比方说,我们有一个包含日志的文件(我让它们有些复杂):
[22 Aug 2019 13:25:12] [ID:9ea1566460506294] INFO [139921763325696]
(ModelClassification:056) - Mod
el classification for utterance_1 is 1
[22 Aug 2019 13:26:06] [ID:7ea1566460117776] INFO [13992177
1718400] (ModelClassification:056) - Model classificat
ion for utterance_2
is 1
[22 Aug 2019 13:26:16] [ID:71d1566460492762] INFO [139921771718400] (ModelC
lassification:056) - Model classification for utterance_3 is 0
现在,我的目标是收集单个日志。单个日志是从数据开始并以另一行(从下一个数据开始)结束的内容。 (该文件包含很多单个日志) 当我正确解析单个日志时,我可以找到正则表达式。
代码:
import re
START_LINE_REGEX = re.compile(r'^\[\d+')
MAIN_MATCHER = re.compile(r'(\[ID:\w+\]).* Model classification for (.*) is (0|1)')
def read_file(file_path):
"""
Read file from path, and return iterator.
"""
with open(file_path, 'r') as f:
return iter(f.read().splitlines())
def verify_line(line):
"""
Check if line starts with proper regex.
"""
return True if START_LINE_REGEX.match(line) else False
def single_log(iterator):
"""
Generator, parse log.
"""
content = [next(iterator)]
for line in iterator:
state = verify_line(line)
if state:
yield "".join(content)
content = [line]
else:
content.append(line)
yield "".join(content)
def get_patterns(log):
"""
Read values from given regex and a one, big line ( a single log )
"""
matcher = MAIN_MATCHER.search(log)
if matcher:
return matcher.group(1), matcher.group(2), matcher.group(3)
else:
print("Could not get groups from '{}'".format(log))
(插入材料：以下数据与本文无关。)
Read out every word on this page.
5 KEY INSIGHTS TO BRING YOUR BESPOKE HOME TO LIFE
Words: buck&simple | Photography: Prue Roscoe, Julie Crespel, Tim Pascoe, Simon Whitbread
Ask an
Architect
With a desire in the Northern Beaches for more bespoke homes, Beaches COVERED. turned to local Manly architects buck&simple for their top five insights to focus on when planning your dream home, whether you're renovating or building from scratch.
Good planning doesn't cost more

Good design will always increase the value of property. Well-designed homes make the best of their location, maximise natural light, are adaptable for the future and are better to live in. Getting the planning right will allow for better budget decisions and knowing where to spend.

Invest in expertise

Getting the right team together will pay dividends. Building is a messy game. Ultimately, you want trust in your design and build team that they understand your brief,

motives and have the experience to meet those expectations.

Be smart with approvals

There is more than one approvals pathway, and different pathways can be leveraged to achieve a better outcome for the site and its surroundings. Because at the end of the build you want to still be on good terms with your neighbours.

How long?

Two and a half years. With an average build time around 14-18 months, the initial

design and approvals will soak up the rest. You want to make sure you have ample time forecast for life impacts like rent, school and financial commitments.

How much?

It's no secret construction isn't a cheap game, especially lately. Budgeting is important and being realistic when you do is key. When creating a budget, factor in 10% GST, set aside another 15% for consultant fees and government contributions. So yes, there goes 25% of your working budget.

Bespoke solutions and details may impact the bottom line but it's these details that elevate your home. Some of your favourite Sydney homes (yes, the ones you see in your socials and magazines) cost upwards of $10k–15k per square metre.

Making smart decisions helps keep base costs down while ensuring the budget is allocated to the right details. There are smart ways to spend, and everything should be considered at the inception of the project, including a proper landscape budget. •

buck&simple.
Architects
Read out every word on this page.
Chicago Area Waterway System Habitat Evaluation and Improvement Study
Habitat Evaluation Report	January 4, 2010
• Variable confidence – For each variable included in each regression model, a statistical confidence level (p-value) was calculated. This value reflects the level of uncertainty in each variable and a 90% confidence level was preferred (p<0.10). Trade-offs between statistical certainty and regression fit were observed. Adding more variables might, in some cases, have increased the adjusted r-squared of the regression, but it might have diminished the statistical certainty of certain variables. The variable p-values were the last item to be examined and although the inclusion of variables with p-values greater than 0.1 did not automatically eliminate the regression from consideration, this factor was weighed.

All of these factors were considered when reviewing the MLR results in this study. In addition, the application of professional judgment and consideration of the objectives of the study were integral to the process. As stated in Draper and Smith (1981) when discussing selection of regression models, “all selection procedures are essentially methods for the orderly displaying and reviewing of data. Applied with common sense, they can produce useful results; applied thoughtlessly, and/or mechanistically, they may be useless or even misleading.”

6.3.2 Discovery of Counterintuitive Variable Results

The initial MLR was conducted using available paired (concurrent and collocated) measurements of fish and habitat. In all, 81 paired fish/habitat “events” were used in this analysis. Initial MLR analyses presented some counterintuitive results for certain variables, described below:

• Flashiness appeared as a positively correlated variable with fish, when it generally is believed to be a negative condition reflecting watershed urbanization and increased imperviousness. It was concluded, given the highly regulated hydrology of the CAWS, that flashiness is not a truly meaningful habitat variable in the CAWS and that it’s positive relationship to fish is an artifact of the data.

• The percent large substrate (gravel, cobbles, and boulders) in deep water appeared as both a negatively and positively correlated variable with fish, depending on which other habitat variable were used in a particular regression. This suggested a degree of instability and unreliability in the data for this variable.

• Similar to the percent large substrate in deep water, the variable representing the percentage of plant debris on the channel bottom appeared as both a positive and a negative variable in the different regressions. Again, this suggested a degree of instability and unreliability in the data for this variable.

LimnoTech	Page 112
if __name__ == '__main__':
iterator = read_file('stackoverflow.log')
gen = single_log(iterator)
for index, log in enumerate(gen):
print("{}: {}".format(index, log))
print("Found regexes: {}".format(get_patterns(log)))
结果:
0: [22 Aug 2019 13:25:12] [ID:9ea1566460506294] INFO [139921763325696]
(ModelClassification:056) - Model classification for utterance_1 is 1
Found regexes: ('[ID:9ea1566460506294]', 'utterance_1', '1')
1: [22 Aug 2019 13:26:06] [ID:7ea1566460117776] INFO [139921771718400]
(ModelClassification:056) - Model classification for utterance_2 is 1
Found regexes: ('[ID:7ea1566460117776]', ' utterance_2', '1')
2: [22 Aug 2019 13:26:16] [ID:71d1566460492762] INFO [139921771718400]
(ModelClassification:056) - Model classification for utterance_3 is 0
Found regexes: ('[ID:71d1566460492762]', 'utterance_3', '0')
Ofc取决于启动日志格式,但是如果您改进正则表达式,我相信它会比在列表中与索引跳舞更有价值。